Peace talks wiretapping scheme was legal: Colombia Defense Minister

Juan Carlos Pinzon (Photo: United States Department of Defense)

The military intelligence operation which allegedly spied on Colombia’s peace talks with the FARC was completely legal, said the country’s defense minister as several members of the military unit were being arrested. 

Minister Juan Carlos Pinzon’s comments come after recent remarks from Colombia’s Prosecutor General Eduardo Montealegre that the country’s military intelligence was tied to the wiretapping of peace negotiators in Havana, Cuba, including the government’s chief negotiator Humberto De La Calle.

While claiming actions carried out by the covert “Andromedia” unit were legitimate, Pinzon offered his complete collaboration with the Prosecutor General on any investigation into alleged illegal activity within the unit, newspaper El Espectador reported Wednesday.

Any alleged abuses that might have occurred in the operation could be attributed to individuals working for Andromeda, not the unit as a whole, Pinzon claimed.

Military intelligence operations against the peace talks were revealed the Colombian weekly Semana back in February.

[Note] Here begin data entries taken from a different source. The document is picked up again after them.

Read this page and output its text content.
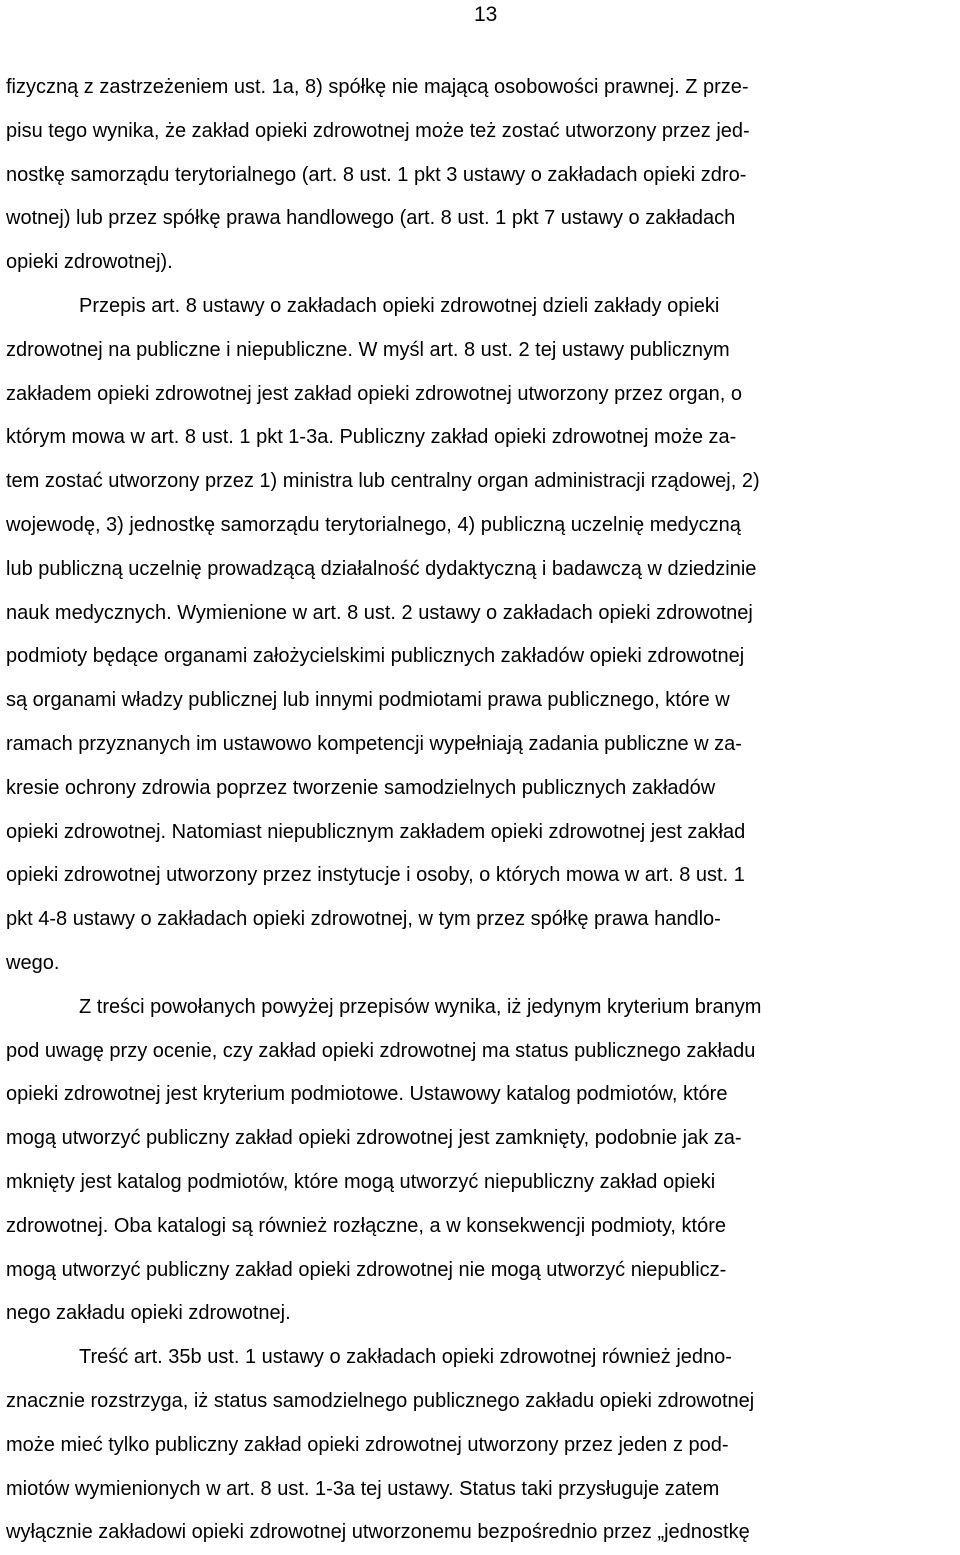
13
fizyczną z zastrzeżeniem ust. 1a, 8) spółkę nie mającą osobowości prawnej. Z prze-
pisu tego wynika, że zakład opieki zdrowotnej może też zostać utworzony przez jed-
nostkę samorządu terytorialnego (art. 8 ust. 1 pkt 3 ustawy o zakładach opieki zdro-
wotnej) lub przez spółkę prawa handlowego (art. 8 ust. 1 pkt 7 ustawy o zakładach
opieki zdrowotnej).
Przepis art. 8 ustawy o zakładach opieki zdrowotnej dzieli zakłady opieki
zdrowotnej na publiczne i niepubliczne. W myśl art. 8 ust. 2 tej ustawy publicznym
zakładem opieki zdrowotnej jest zakład opieki zdrowotnej utworzony przez organ, o
którym mowa w art. 8 ust. 1 pkt 1-3a. Publiczny zakład opieki zdrowotnej może za-
tem zostać utworzony przez 1) ministra lub centralny organ administracji rządowej, 2)
wojewodę, 3) jednostkę samorządu terytorialnego, 4) publiczną uczelnię medyczną
lub publiczną uczelnię prowadzącą działalność dydaktyczną i badawczą w dziedzinie
nauk medycznych. Wymienione w art. 8 ust. 2 ustawy o zakładach opieki zdrowotnej
podmioty będące organami założycielskimi publicznych zakładów opieki zdrowotnej
są organami władzy publicznej lub innymi podmiotami prawa publicznego, które w
ramach przyznanych im ustawowo kompetencji wypełniają zadania publiczne w za-
kresie ochrony zdrowia poprzez tworzenie samodzielnych publicznych zakładów
opieki zdrowotnej. Natomiast niepublicznym zakładem opieki zdrowotnej jest zakład
opieki zdrowotnej utworzony przez instytucje i osoby, o których mowa w art. 8 ust. 1
pkt 4-8 ustawy o zakładach opieki zdrowotnej, w tym przez spółkę prawa handlo-
wego.
Z treści powołanych powyżej przepisów wynika, iż jedynym kryterium branym
pod uwagę przy ocenie, czy zakład opieki zdrowotnej ma status publicznego zakładu
opieki zdrowotnej jest kryterium podmiotowe. Ustawowy katalog podmiotów, które
mogą utworzyć publiczny zakład opieki zdrowotnej jest zamknięty, podobnie jak za-
mknięty jest katalog podmiotów, które mogą utworzyć niepubliczny zakład opieki
zdrowotnej. Oba katalogi są również rozłączne, a w konsekwencji podmioty, które
mogą utworzyć publiczny zakład opieki zdrowotnej nie mogą utworzyć niepublicz-
nego zakładu opieki zdrowotnej.
Treść art. 35b ust. 1 ustawy o zakładach opieki zdrowotnej również jedno-
znacznie rozstrzyga, iż status samodzielnego publicznego zakładu opieki zdrowotnej
może mieć tylko publiczny zakład opieki zdrowotnej utworzony przez jeden z pod-
miotów wymienionych w art. 8 ust. 1-3a tej ustawy. Status taki przysługuje zatem
wyłącznie zakładowi opieki zdrowotnej utworzonemu bezpośrednio przez „jednostkę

Based on 15-months of reporting and testimony from an unnamed inside source, Semana concluded that a Colombian military intelligence unit funded and coordinated by the United States’ Central Intelligence Agency (CIA) used advanced online technology and hacking techniques to monitor the text messages and emails of opposition politicians and representatives of both the government and the FARC involved in the Havana peace negotiations.

MORE: Colombian military and CIA accused of spying on peace talks

According to the report, the secret intelligence center also recruited civilian hackers at ‘campus parties’ to collaborate with the military on cyber espionage tasks.

According to a campaign worker of former Presidential candidate Oscar Ivan Zuluaga, the gathered classified information was sold to opponents of the peace talks.